A December 2011 tracking poll from the Kaiser Family Foundation found that support for the mandate varied from 17% to 61%, depending on which messages or information opponents or supporters of the mandate hear on the issue.5 One thing all of the experts agree on, regardless of where their opinions lie, is that the administration has done a poor job of communicating how the various components of the ACA would play out once it is fully implemented.

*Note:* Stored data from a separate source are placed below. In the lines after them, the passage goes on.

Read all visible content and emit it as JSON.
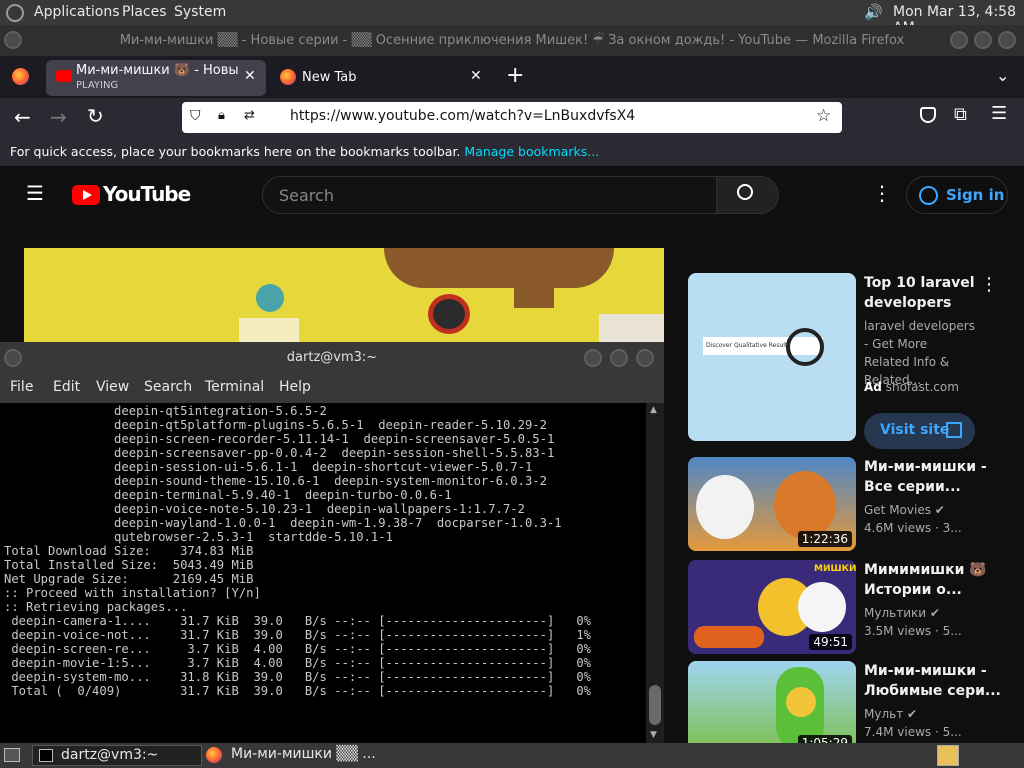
{
  "topbar": {
    "applications": "Applications",
    "places": "Places",
    "system": "System",
    "clock": "Mon Mar 13,  4:58 AM"
  },
  "firefox": {
    "window_title": "Ми-ми-мишки ▒▒ - Новые серии - ▒▒ Осенние приключения Мишек! ☔ За окном дождь! - YouTube — Mozilla Firefox",
    "tabs": [
      {
        "title": "Ми-ми-мишки 🐻 - Новые с",
        "sub": "PLAYING"
      },
      {
        "title": "New Tab"
      }
    ],
    "url": "https://www.youtube.com/watch?v=LnBuxdvfsX4",
    "bookmarks_msg": "For quick access, place your bookmarks here on the bookmarks toolbar.",
    "manage_bookmarks": "Manage bookmarks..."
  },
  "youtube": {
    "logo": "YouTube",
    "search_placeholder": "Search",
    "sign_in": "Sign in",
    "ad": {
      "title": "Top 10 laravel developers",
      "desc": "laravel developers - Get More Related Info & Related...",
      "ad_label": "Ad",
      "domain": "shofast.com",
      "cta": "Visit site",
      "thumb_text": "Discover Qualitative Results"
    },
    "recs": [
      {
        "title": "Ми-ми-мишки - Все серии...",
        "channel": "Get Movies",
        "meta": "4.6M views · 3...",
        "duration": "1:22:36"
      },
      {
        "title": "Мимимишки 🐻 Истории о...",
        "channel": "Мультики",
        "meta": "3.5M views · 5...",
        "duration": "49:51",
        "thumb_text": "МИШКИ"
      },
      {
        "title": "Ми-ми-мишки - Любимые сери...",
        "channel": "Мульт",
        "meta": "7.4M views · 5...",
        "duration": "1:05:29"
      }
    ]
  },
  "terminal": {
    "title": "dartz@vm3:~",
    "menu": [
      "File",
      "Edit",
      "View",
      "Search",
      "Terminal",
      "Help"
    ],
    "lines": [
      "               deepin-qt5integration-5.6.5-2",
      "               deepin-qt5platform-plugins-5.6.5-1  deepin-reader-5.10.29-2",
      "               deepin-screen-recorder-5.11.14-1  deepin-screensaver-5.0.5-1",
      "               deepin-screensaver-pp-0.0.4-2  deepin-session-shell-5.5.83-1",
      "               deepin-session-ui-5.6.1-1  deepin-shortcut-viewer-5.0.7-1",
      "               deepin-sound-theme-15.10.6-1  deepin-system-monitor-6.0.3-2",
      "               deepin-terminal-5.9.40-1  deepin-turbo-0.0.6-1",
      "               deepin-voice-note-5.10.23-1  deepin-wallpapers-1:1.7.7-2",
      "               deepin-wayland-1.0.0-1  deepin-wm-1.9.38-7  docparser-1.0.3-1",
      "               qutebrowser-2.5.3-1  startdde-5.10.1-1",
      "",
      "Total Download Size:    374.83 MiB",
      "Total Installed Size:  5043.49 MiB",
      "Net Upgrade Size:      2169.45 MiB",
      "",
      ":: Proceed with installation? [Y/n]",
      ":: Retrieving packages...",
      " deepin-camera-1....    31.7 KiB  39.0   B/s --:-- [----------------------]   0%",
      " deepin-voice-not...    31.7 KiB  39.0   B/s --:-- [----------------------]   1%",
      " deepin-screen-re...     3.7 KiB  4.00   B/s --:-- [----------------------]   0%",
      " deepin-movie-1:5...     3.7 KiB  4.00   B/s --:-- [----------------------]   0%",
      " deepin-system-mo...    31.8 KiB  39.0   B/s --:-- [----------------------]   0%",
      " Total (  0/409)        31.7 KiB  39.0   B/s --:-- [----------------------]   0%"
    ]
  },
  "taskbar": {
    "items": [
      "dartz@vm3:~",
      "Ми-ми-мишки ▒▒ ..."
    ]
  }
}
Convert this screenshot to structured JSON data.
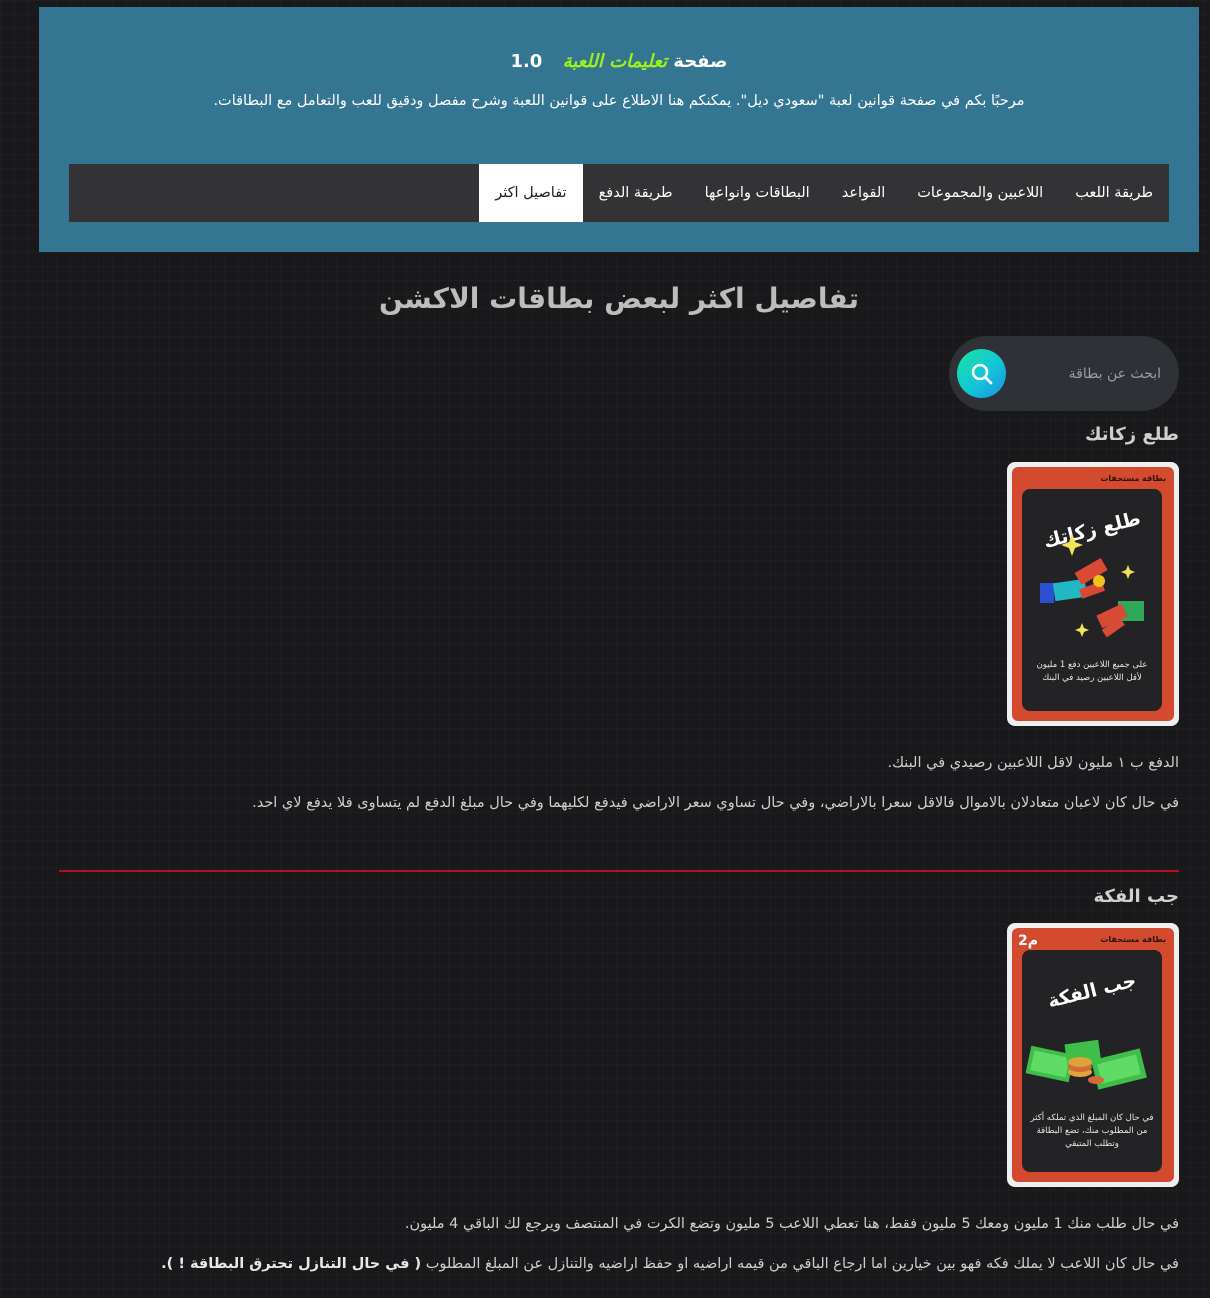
{
  "header": {
    "title_prefix": "صفحة",
    "title_accent": "تعليمات اللعبة",
    "version": "1.0",
    "welcome": "مرحبًا بكم في صفحة قوانين لعبة \"سعودي ديل\". يمكنكم هنا الاطلاع على قوانين اللعبة وشرح مفصل ودقيق للعب والتعامل مع البطاقات."
  },
  "nav": {
    "items": [
      {
        "label": "طريقة اللعب"
      },
      {
        "label": "اللاعبين والمجموعات"
      },
      {
        "label": "القواعد"
      },
      {
        "label": "البطاقات وانواعها"
      },
      {
        "label": "طريقة الدفع"
      },
      {
        "label": "تفاصيل اكثر"
      }
    ],
    "active_index": 5
  },
  "main": {
    "title": "تفاصيل اكثر لبعض بطاقات الاكشن"
  },
  "search": {
    "placeholder": "ابحث عن بطاقة",
    "icon": "search-icon"
  },
  "cards": [
    {
      "heading": "طلع زكاتك",
      "tag": "بطاقة مستحقات",
      "card_title": "طلع زكاتك",
      "card_desc": "على جميع اللاعبين دفع 1 مليون لأقل اللاعبين رصيد في البنك",
      "paragraphs": [
        "الدفع ب ١ مليون لاقل اللاعبين رصيدي في البنك.",
        "في حال كان لاعبان متعادلان بالاموال فالاقل سعرا بالاراضي، وفي حال تساوي سعر الاراضي فيدفع لكليهما وفي حال مبلغ الدفع لم يتساوى فلا يدفع لاي احد."
      ]
    },
    {
      "heading": "جب الفكة",
      "tag": "بطاقة مستحقات",
      "amount": "2م",
      "card_title": "جب الفكة",
      "card_desc": "في حال كان المبلغ الذي تملكه أكثر من المطلوب منك، تضع البطاقة وتطلب المتبقي",
      "paragraphs": [
        "في حال طلب منك 1 مليون ومعك 5 مليون فقط، هنا تعطي اللاعب 5 مليون وتضع الكرت في المنتصف ويرجع لك الباقي 4 مليون.",
        "في حال كان اللاعب لا يملك فكه فهو بين خيارين اما ارجاع الباقي من قيمه اراضيه او حفظ اراضيه والتنازل عن المبلغ المطلوب"
      ],
      "bold_note": "( في حال التنازل تحترق البطاقة ! )."
    }
  ],
  "colors": {
    "header_bg": "#347591",
    "accent_green": "#9ef01a",
    "divider_red": "#b5101a",
    "card_red": "#d34a2f",
    "search_gradient_start": "#19e3a2",
    "search_gradient_end": "#1a8fe8"
  }
}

“Perhaps, surprisingly, the most effective information on changing people’s minds is the basic reminder that, ‘under the reform law, most Americans would still get coverage through their employers and so would automatically satisfy the requirement without having to buy any new insurance.’ After hearing that message, favorable reviews of the mandate went up 28 percentage points to 61%.”5
Although the 1 hour flew by quickly, I was happy to have expert colleagues sitting on either side of me in the studio. I thought we handled the live phone-in portion of the program with relaxed camaraderie and ease. Later that same day, most of my e-mails and text messages were positive, although a few people took issue with my position that the discussion should center on delivery reform and not these narrow constitutional issues.
Where does all of this public attention on the healthcare system over the past several months leave us? That is the question of the hour for our industry. Does the notion of the Triple Aim mean anything to our citizenry? Is the public so afraid of “government intervention” in their lives that they lose sight of the fact that the bill itself represents a colossal compromise, wherein most stakeholders put future economic rewards aside so that a historic bill could be fashioned and approved? Walking back from the local NPR studio to my office, I asked myself these same questions and found no ready answers.
Will they or won’t they? There’s no future in predicting the future, but I will add my voice to the cacophony attempting to answer this important health policy question. I tend to believe that the Court will strike down the individual mandate and uphold its severability. In such a case, the insurance industry will respond with a flurry of activity. There is no doubt that premiums will continue their inexorable rise.
But there is some good news—those much-needed delivery system reforms will continue to transform. Cooler heads will prevail, and we will make progress in our unique American journey to improve the health of the population and reduce waste in our system. Somehow we must find a way to achieve value for the $8000 per person that we spend annually. Of course, I am interested to hear your views, and you can reach me at firstname.lastname@example.org.
1. Henninger D. We’re not France yet. Wall Street Journal. May 29, 2012:A17.
2. Curfman GD, Abel BS, Landers RM. Supreme Court review of the health care reform law. N Engl J Med. 2012;366:977-979.
3. Berwick DM, Nolan TW, Whittington J. The triple aim: care, health and cost. Health Aff (Millwood). 2008;27:759-769.
4. Jacoby R, Berman B, Nash DB. No outcome, no income CMS’s “meaningful use” initiative. Health Policy Newsl. 2011;24:1-2. http://jdc.jefferson.edu/hpn/vol24/iss1/12/. Accessed May 31, 2012.
5. The Henry J. Kaiser Family Foundation. Kaiser Public Opinion. March 2012. www.kff.org/healthreform/upload/8296.pdf. Accessed May 31, 2012.